Mountain in Uttarakhand, India

Nilgiri Parbat is a mountain of the Garhwal Himalaya in Uttarakhand India and rises to an elevation of 6474 m with a prominence is 893 m. It is 91st highest located entirely within Uttarakhand. Nanda Devi, is the highest mountain in this category. It lies 6.7 km NW of Ratabon and 9.4 km south of Deoban (6855 m). It lies 6.3 km SSW of Mandir Parbat its nearest higher neighbor. It is located 12.7 km NNW of Hathi Parbat 6727 m and 11.2 km north lies Mana Peak 7272 m.

==Climbing history==

In 1937 Frank Smythe climbed Nilgiri Parbat, completing the first ascent.
In 1962 An Indian expedition, led by Captain Jagjit Singh, attempted Mana Peak and Nilgiri Parbat in Garhwal. Failed in their two successive attempt to climb Nilgiri Parbat in the post-monsoon period. but the party suffered severe frostbite.

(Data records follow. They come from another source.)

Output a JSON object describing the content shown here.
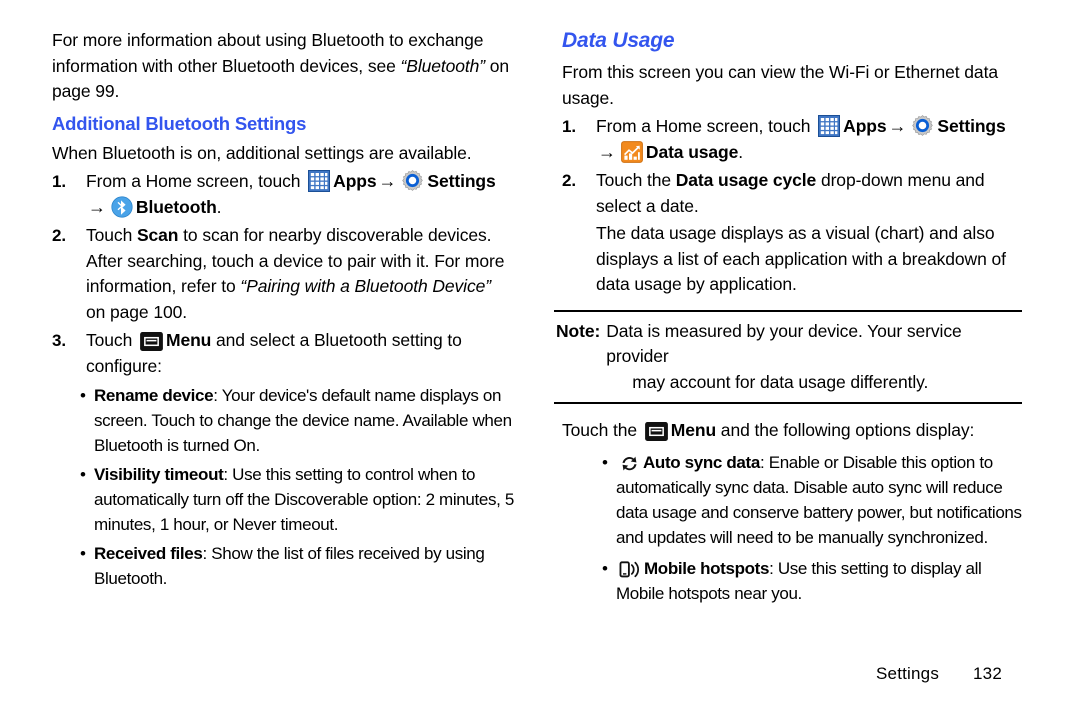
{
  "left_column": {
    "intro": {
      "part1": "For more information about using Bluetooth to exchange information with other Bluetooth devices, see ",
      "italic": "“Bluetooth”",
      "part2": " on page 99."
    },
    "heading": "Additional Bluetooth Settings",
    "subintro": "When Bluetooth is on, additional settings are available.",
    "steps": [
      {
        "num": "1.",
        "line1_pre": "From a Home screen, touch ",
        "apps_label": "Apps",
        "settings_label": "Settings",
        "bluetooth_label": "Bluetooth",
        "trailing_period": "."
      },
      {
        "num": "2.",
        "pre": "Touch ",
        "bold": "Scan",
        "mid": " to scan for nearby discoverable devices. After searching, touch a device to pair with it. For more information, refer to ",
        "italic": "“Pairing with a Bluetooth Device”",
        "post": " on page 100."
      },
      {
        "num": "3.",
        "pre": "Touch ",
        "menu_label": "Menu",
        "post": " and select a Bluetooth setting to configure:"
      }
    ],
    "bullets": [
      {
        "term": "Rename device",
        "desc": ": Your device's default name displays on screen. Touch to change the device name. Available when Bluetooth is turned On."
      },
      {
        "term": "Visibility timeout",
        "desc": ": Use this setting to control when to automatically turn off the Discoverable option: 2 minutes, 5 minutes, 1 hour, or Never timeout."
      },
      {
        "term": "Received files",
        "desc": ": Show the list of files received by using Bluetooth."
      }
    ]
  },
  "right_column": {
    "heading": "Data Usage",
    "intro": "From this screen you can view the Wi-Fi or Ethernet data usage.",
    "steps": [
      {
        "num": "1.",
        "line1_pre": "From a Home screen, touch ",
        "apps_label": "Apps",
        "settings_label": "Settings",
        "data_usage_label": "Data usage",
        "trailing_period": "."
      },
      {
        "num": "2.",
        "pre": "Touch the ",
        "bold": "Data usage cycle",
        "post": " drop-down menu and select a date.",
        "para2": "The data usage displays as a visual (chart) and also displays a list of each application with a breakdown of data usage by application."
      }
    ],
    "note": {
      "label": "Note:",
      "line1": "Data is measured by your device. Your service provider",
      "line2": "may account for data usage differently."
    },
    "touch_menu": {
      "pre": "Touch the ",
      "menu_label": "Menu",
      "post": " and the following options display:"
    },
    "options": [
      {
        "term": "Auto sync data",
        "desc": ": Enable or Disable this option to automatically sync data. Disable auto sync will reduce data usage and conserve battery power, but notifications and updates will need to be manually synchronized."
      },
      {
        "term": "Mobile hotspots",
        "desc": ": Use this setting to display all Mobile hotspots near you."
      }
    ]
  },
  "footer": {
    "section": "Settings",
    "page_number": "132"
  },
  "icons": {
    "apps": "apps-grid-icon",
    "settings": "settings-gear-icon",
    "bluetooth": "bluetooth-icon",
    "menu": "menu-icon",
    "data_usage": "data-usage-chart-icon",
    "auto_sync": "auto-sync-icon",
    "mobile_hotspot": "mobile-hotspot-icon",
    "arrow": "right-arrow-icon",
    "bullet": "bullet-dot-icon"
  },
  "colors": {
    "heading_blue": "#3355ee",
    "apps_blue": "#3f76c4",
    "bluetooth_blue": "#4aa3e8",
    "data_usage_orange": "#f28a1e",
    "text_black": "#000000"
  }
}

An Indian team led by V. Shankar, Vinay Hegde, Vivek Hegde and Dinesh Shertate attempted but failed due to bad weather. They set up Base Camp 3 km below the snout of the Khulia Garvia Glacier. They set up Camp III near the northwest ridge at 5640 meters. After two days of heavy snowfall, and bad weather they called off their attempt. On June 7, 1994, An Indian Army expedition led by Brigadier Pushkar Chand successfully climbed Nilgiri Parbat when Lance Naik A. Arunagiri, Havildar S. Kumar, Sepoy Dev Lal and Havildar Major Satish reached the summit.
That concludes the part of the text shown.